从巨物暴露的那一刻起到现在,她的视线就没有真正移开过。
她以为自己在恐惧。
她以为自己想要移开目光。
可她的眼球不听使唤。
它们被那根狰狞的巨物牢牢地吸住了。
像是飞蛾看到了火焰。
那些青筋在微光中一跳一跳地搏动着。
马眼渗出的前液在龟头表面汇成了一层薄薄的液膜,使得整个龟头在暖玉榻的莹光中泛着一层湿润的油光。

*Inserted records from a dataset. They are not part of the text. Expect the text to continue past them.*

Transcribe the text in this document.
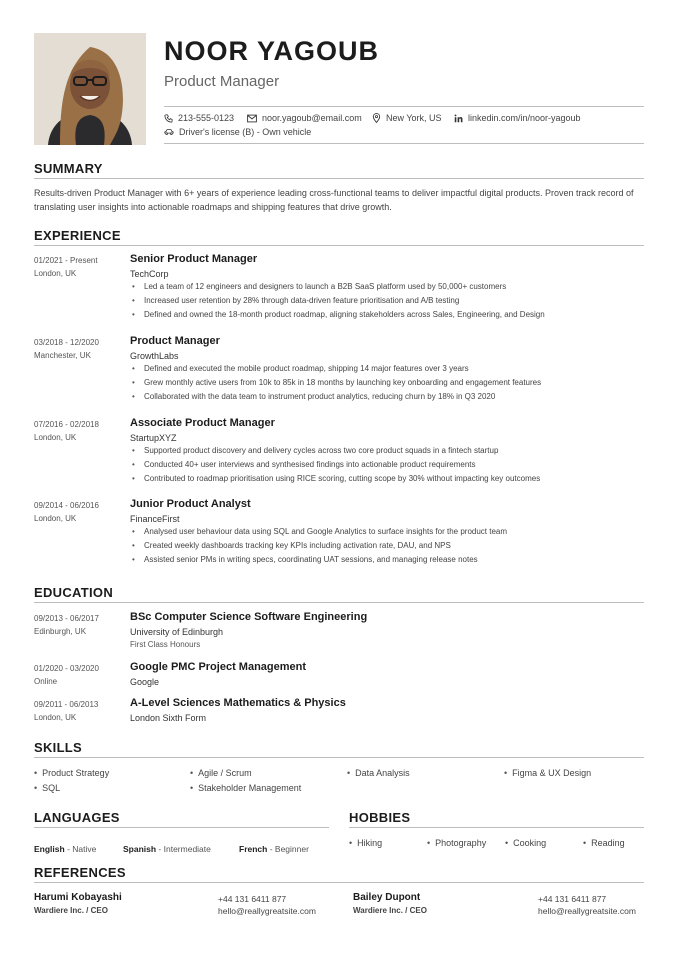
NOOR YAGOUB
Product Manager
213-555-0123	noor.yagoub@email.com	New York, US	linkedin.com/in/noor-yagoub
Driver's license (B) - Own vehicle
SUMMARY
Results-driven Product Manager with 6+ years of experience leading cross-functional teams to deliver impactful digital products. Proven track record of translating user insights into actionable roadmaps and shipping features that drive growth.
EXPERIENCE
01/2021 - Present
London, UK
Senior Product Manager
TechCorp
• Led a team of 12 engineers and designers to launch a B2B SaaS platform used by 50,000+ customers
• Increased user retention by 28% through data-driven feature prioritisation and A/B testing
• Defined and owned the 18-month product roadmap, aligning stakeholders across Sales, Engineering, and Design
03/2018 - 12/2020
Manchester, UK
Product Manager
GrowthLabs
• Defined and executed the mobile product roadmap, shipping 14 major features over 3 years
• Grew monthly active users from 10k to 85k in 18 months by launching key onboarding and engagement features
• Collaborated with the data team to instrument product analytics, reducing churn by 18% in Q3 2020
07/2016 - 02/2018
London, UK
Associate Product Manager
StartupXYZ
• Supported product discovery and delivery cycles across two core product squads in a fintech startup
• Conducted 40+ user interviews and synthesised findings into actionable product requirements
• Contributed to roadmap prioritisation using RICE scoring, cutting scope by 30% without impacting key outcomes
09/2014 - 06/2016
London, UK
Junior Product Analyst
FinanceFirst
• Analysed user behaviour data using SQL and Google Analytics to surface insights for the product team
• Created weekly dashboards tracking key KPIs including activation rate, DAU, and NPS
• Assisted senior PMs in writing specs, coordinating UAT sessions, and managing release notes
EDUCATION
09/2013 - 06/2017
Edinburgh, UK
BSc Computer Science Software Engineering
University of Edinburgh
First Class Honours
01/2020 - 03/2020
Online
Google PMC Project Management
Google
09/2011 - 06/2013
London, UK
A-Level Sciences Mathematics & Physics
London Sixth Form
SKILLS
• Product Strategy	• Agile / Scrum	• Data Analysis	• Figma & UX Design
• SQL	• Stakeholder Management
LANGUAGES
English - Native	Spanish - Intermediate	French - Beginner
HOBBIES
• Hiking	• Photography	• Cooking	• Reading
REFERENCES
Harumi Kobayashi
Wardiere Inc. / CEO
+44 131 6411 877
hello@reallygreatsite.com
Bailey Dupont
Wardiere Inc. / CEO
+44 131 6411 877
hello@reallygreatsite.com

整根棒身因为充血而微微颤动着,每一次颤动都带动着那些盘绕的青筋一起律动。
它是活的。
在跳动。
在呼吸。
像一头有生命的兽。
贾母的瞳孔深处映着那根巨物的影像。
她知道自己应该闭上眼睛。应该移开目光。应该站起来夺门而出。她知道。她的理智在她脑中声嘶力竭地呐喊着所有这些“应该”。
可她的身体不动。
她的眼睛不闭。
她只是坐在那里。
被两根骇人巨物前后夹击着。
全身如筛糠般发抖着。
面色惨白如纸。
嘴唇哆嗦着。
凤冠歪斜着。
曾经属于一品诰命老太君的那些矜持、威严、体面、规矩,在这一刻碎裂了大半。
而她的目光,仍然无法从那两根东西上移开。